How do you define mobility for CPAs? The accounting and auditing standards that an Iowa CPA follows are the same ones a Florida CPA follows. Add the Internet-driven, practically borderless nature of commerce today and it would seem reasonable that these two CPAs should be able to provide their services in each other's states without impediment. Right?More often than not, unfortunately, the answer is "wrong." Most states now impose differing and sometimes onerous notification and fee demands on CPAs who want to do business in their jurisdictions, even if a CPA has no intention of establishing an office there - or even being physically present. Moreover, each state has its individual rules, regulations and requirements for allowing CPAs from the outside to practice within its boundaries. It's virtually impossible for any CPA to comply with so many variations.

The American Institute of CPAs and the National Association of State Boards of Accountancy for years have been concerned about difficult-to-enforce and even unreasonable rules and restrictions placed on CPAs, which serve neither the public interest nor the profession.
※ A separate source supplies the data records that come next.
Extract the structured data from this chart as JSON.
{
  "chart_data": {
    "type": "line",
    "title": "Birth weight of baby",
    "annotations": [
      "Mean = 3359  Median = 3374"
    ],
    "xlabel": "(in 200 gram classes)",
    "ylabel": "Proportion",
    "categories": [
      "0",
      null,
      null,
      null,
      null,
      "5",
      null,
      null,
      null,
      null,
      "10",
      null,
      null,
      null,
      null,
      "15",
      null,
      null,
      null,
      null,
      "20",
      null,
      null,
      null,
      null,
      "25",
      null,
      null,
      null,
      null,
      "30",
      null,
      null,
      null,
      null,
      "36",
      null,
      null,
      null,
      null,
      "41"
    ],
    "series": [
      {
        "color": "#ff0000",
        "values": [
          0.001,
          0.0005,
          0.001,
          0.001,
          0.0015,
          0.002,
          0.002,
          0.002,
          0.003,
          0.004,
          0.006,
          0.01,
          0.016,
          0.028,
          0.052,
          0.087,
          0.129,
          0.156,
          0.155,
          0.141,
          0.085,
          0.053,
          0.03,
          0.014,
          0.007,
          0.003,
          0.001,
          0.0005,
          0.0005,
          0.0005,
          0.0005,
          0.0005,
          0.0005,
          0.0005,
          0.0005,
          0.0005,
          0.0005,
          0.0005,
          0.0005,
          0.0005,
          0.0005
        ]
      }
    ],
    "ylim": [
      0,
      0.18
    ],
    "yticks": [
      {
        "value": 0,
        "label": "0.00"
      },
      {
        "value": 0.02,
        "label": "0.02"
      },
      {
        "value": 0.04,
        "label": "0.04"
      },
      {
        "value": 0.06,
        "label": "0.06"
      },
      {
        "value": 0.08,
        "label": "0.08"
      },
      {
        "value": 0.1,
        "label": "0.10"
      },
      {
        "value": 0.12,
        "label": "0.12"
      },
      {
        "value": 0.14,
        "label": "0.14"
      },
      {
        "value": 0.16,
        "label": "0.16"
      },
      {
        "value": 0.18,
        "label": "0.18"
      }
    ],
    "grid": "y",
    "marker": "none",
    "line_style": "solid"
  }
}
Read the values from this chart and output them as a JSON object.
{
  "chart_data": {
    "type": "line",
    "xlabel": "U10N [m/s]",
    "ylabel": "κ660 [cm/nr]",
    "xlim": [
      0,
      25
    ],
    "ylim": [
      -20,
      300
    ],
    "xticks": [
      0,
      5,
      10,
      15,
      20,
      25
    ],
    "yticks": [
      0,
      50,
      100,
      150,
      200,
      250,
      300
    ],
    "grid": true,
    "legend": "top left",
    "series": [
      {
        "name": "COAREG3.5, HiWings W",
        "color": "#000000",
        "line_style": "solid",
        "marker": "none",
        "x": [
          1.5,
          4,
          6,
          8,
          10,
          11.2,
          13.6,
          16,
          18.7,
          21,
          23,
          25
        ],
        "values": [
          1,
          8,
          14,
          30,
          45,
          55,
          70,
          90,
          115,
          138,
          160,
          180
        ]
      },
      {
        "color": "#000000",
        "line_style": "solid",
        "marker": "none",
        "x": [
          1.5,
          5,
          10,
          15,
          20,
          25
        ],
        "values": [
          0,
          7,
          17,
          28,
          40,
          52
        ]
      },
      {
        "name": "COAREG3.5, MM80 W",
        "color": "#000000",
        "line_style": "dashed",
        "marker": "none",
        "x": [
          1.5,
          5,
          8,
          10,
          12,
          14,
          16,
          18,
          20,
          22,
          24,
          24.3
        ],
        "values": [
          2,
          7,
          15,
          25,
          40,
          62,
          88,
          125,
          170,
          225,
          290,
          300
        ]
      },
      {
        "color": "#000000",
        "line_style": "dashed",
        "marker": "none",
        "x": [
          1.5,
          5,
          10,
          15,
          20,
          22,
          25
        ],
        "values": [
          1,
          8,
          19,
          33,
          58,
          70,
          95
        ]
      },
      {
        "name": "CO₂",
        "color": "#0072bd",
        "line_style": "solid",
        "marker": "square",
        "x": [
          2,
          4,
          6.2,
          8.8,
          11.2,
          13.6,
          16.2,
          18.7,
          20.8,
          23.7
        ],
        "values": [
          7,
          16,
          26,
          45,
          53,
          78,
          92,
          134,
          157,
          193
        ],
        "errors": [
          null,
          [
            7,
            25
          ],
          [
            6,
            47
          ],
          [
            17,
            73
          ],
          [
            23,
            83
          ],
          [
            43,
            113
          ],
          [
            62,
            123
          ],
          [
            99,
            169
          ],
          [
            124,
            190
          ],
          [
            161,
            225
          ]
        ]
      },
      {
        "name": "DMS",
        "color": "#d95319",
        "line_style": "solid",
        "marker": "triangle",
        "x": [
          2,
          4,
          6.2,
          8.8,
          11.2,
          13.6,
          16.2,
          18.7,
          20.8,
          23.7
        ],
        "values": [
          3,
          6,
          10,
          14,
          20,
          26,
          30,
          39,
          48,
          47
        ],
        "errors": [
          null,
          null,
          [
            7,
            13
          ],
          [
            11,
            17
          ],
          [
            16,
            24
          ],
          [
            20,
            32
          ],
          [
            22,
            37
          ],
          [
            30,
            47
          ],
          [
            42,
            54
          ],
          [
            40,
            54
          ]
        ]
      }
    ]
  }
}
The organizations' joint Uniform Accountancy Act Committee ultimately determined that the guiding principle for any mobility system should both eliminate the barriers to interstate practice and retain the basic tenets of the state-based regulatory system, which for many years has ensured appropriate protection of the public.

The committee and the leadership of the two organizations concluded that uniform adoption of the "substantial equivalency" provision of the UAA was the most viable means of achieving the desired result. Substantial equivalency allows any CPA with a valid state license to secure practice privileges in another substantial-equivalency state - without notification, arguably the highest hurdle for mobility. At the same time, and most important, it gives state boards of accountancy automatic jurisdiction over CPAs and CPA firms that provide services in their state. This new provision is paramount to protecting the public.

Some have challenged this concept, asking: How would a state be able to protect its citizens from unscrupulous business practices by a practitioner from the outside without notification - or knowing who was actually practicing in the state?

The elimination of the notification requirement would not give CPAs any type of immunity when they provide services in a state in which they are not licensed. They still would be automatically bound by the laws of that state and subject to the regulation of the state board of accountancy, just as citizens of one state are bound by local laws when they visit another.

The UAA is explicit about this. Further, NASBA's Accountancy Licensee Database is a superb regulatory tool for states that adopt the UAA's mobility provisions, helping their boards of accountancy track CPAs who do not adhere to the rules.

Fortunately, the states are quickly coming to appreciate that restrictions on CPA mobility are in nobody's best interests, particularly the public's. Prior to this year, only four states - Missouri, Ohio, Wisconsin and Virginia - had "no-notification" mobility laws on their books that allowed CPAs from other substantial-equivalency states to practice in their states without providing notification.

In 2007, six enacted this type of mobility legislation - Illinois, Indiana, Maine, Rhode Island, Tennessee and Texas. Louisiana also has enacted legislation giving the board legislative authority to promulgate mobility by rule. In addition, legislation was also introduced in Delaware, Hawaii, Massachusetts and Oklahoma. That's not all. There is early mobility activity in three more states, and we anticipate that a majority of states will take legislative or regulatory action in 2008.

It's significant that the six states that adopted legislation this year relied on the AICPA/NASBA model. It is also significant that this legislation was fully embraced by the legislatures in these states, passing with little to no opposition. Not only do they understand the importance of unrestricted access, they also recognize that notification is a needless, time-consuming exercise, one that does not further the public interest. As one regulator recently stated, state boards of accountancy are vested with protecting the public interest, and in this instance, that also includes giving consumers of CPA services access to the most qualified professionals - regardless of where they are located.

We're optimistic that the balance of the states eventually will permit all CPAs to practice within their jurisdictions without having to negotiate a labyrinth of requirements. It may well be inevitable in a world where business spans not only states, but also continents. Keep in mind that another word for "mobility" is "movement" - and one synonym for "movement" is "progress."

Ken L. Bishop is chairman of the NASBA Mobility Task Force, and Susan S. Coffey, CPA, is senior vice president of member quality and state regulation at the AICPA.